Domingo 1º de Adviento

Is 2,1-5 / Sal 121 / Rm 13,11-14 / Mt 24,37-44

 

“Venid, subamos al monte del Señor, a la casa del Dios de Jacob. Él nos instruirá en sus caminos y marcharemos por sus sendas”

Las lecturas bíblicas de la misa de este primer domingo de los cuatro del adviento nos invitan a ponernos en tensión, saliendo de nuestro letargo habitual. La primera, tomada de los oráculos del profeta Isaías, es un apremio a dejar las comodidades del valle para subir a las alturas, sin enzarzarnos en discusiones sino trabajando por la paz, a la luz de Dios, en vez de a la sombra oscura de los poderosos de la tierra.

 

Nada de comilonas ni borracheras, nada de lujurias ni desenfreno, nada de riñas ni pendencias. Vestíos del Señor

Esta segunda lectura nos transmite la fuerza de un creyente auténtico como fue san Pablo, que, inspirado por Dios, escribe a los primeros cristianos algo que parece dicho para nosotros hoy ¿Le hacemos caso? El mismo san Pablo nos apremia: Dejemos las actividades de las tinieblas y pertrechémonos con las armas de la luz.

 

Estad en vela, porque no sabéis qué día vendrá vuestro Señor. Estad preparados, porque a la hora que menos penséis viene el Hijo del Hombre.

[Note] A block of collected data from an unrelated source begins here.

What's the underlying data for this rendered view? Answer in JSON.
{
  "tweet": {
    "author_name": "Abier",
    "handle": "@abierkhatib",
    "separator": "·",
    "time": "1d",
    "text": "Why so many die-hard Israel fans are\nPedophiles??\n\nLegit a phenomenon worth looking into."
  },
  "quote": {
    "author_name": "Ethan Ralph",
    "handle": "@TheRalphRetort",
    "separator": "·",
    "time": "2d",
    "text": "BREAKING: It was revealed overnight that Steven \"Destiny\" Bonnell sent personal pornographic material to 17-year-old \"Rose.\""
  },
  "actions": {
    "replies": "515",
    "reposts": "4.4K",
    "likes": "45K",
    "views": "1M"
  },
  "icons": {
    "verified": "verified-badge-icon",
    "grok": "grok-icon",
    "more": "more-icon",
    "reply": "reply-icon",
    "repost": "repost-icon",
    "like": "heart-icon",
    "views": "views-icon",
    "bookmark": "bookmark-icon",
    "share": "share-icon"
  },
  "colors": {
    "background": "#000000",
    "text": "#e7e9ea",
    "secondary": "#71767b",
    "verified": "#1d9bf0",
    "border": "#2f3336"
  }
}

El evangelista san Mateo, cuyo evangelio iremos leyendo a lo largo del nuevo año litúrgico que hoy comienza, nos transmite estas inquietantes palabras de Cristo, que nos debieran remover: El adviento es buen tiempo para iluminar las oscuridades de la mente y corazón, buscando con ganas el bien y la verdad. Pongámosle fuerza ¡Dios está cerca!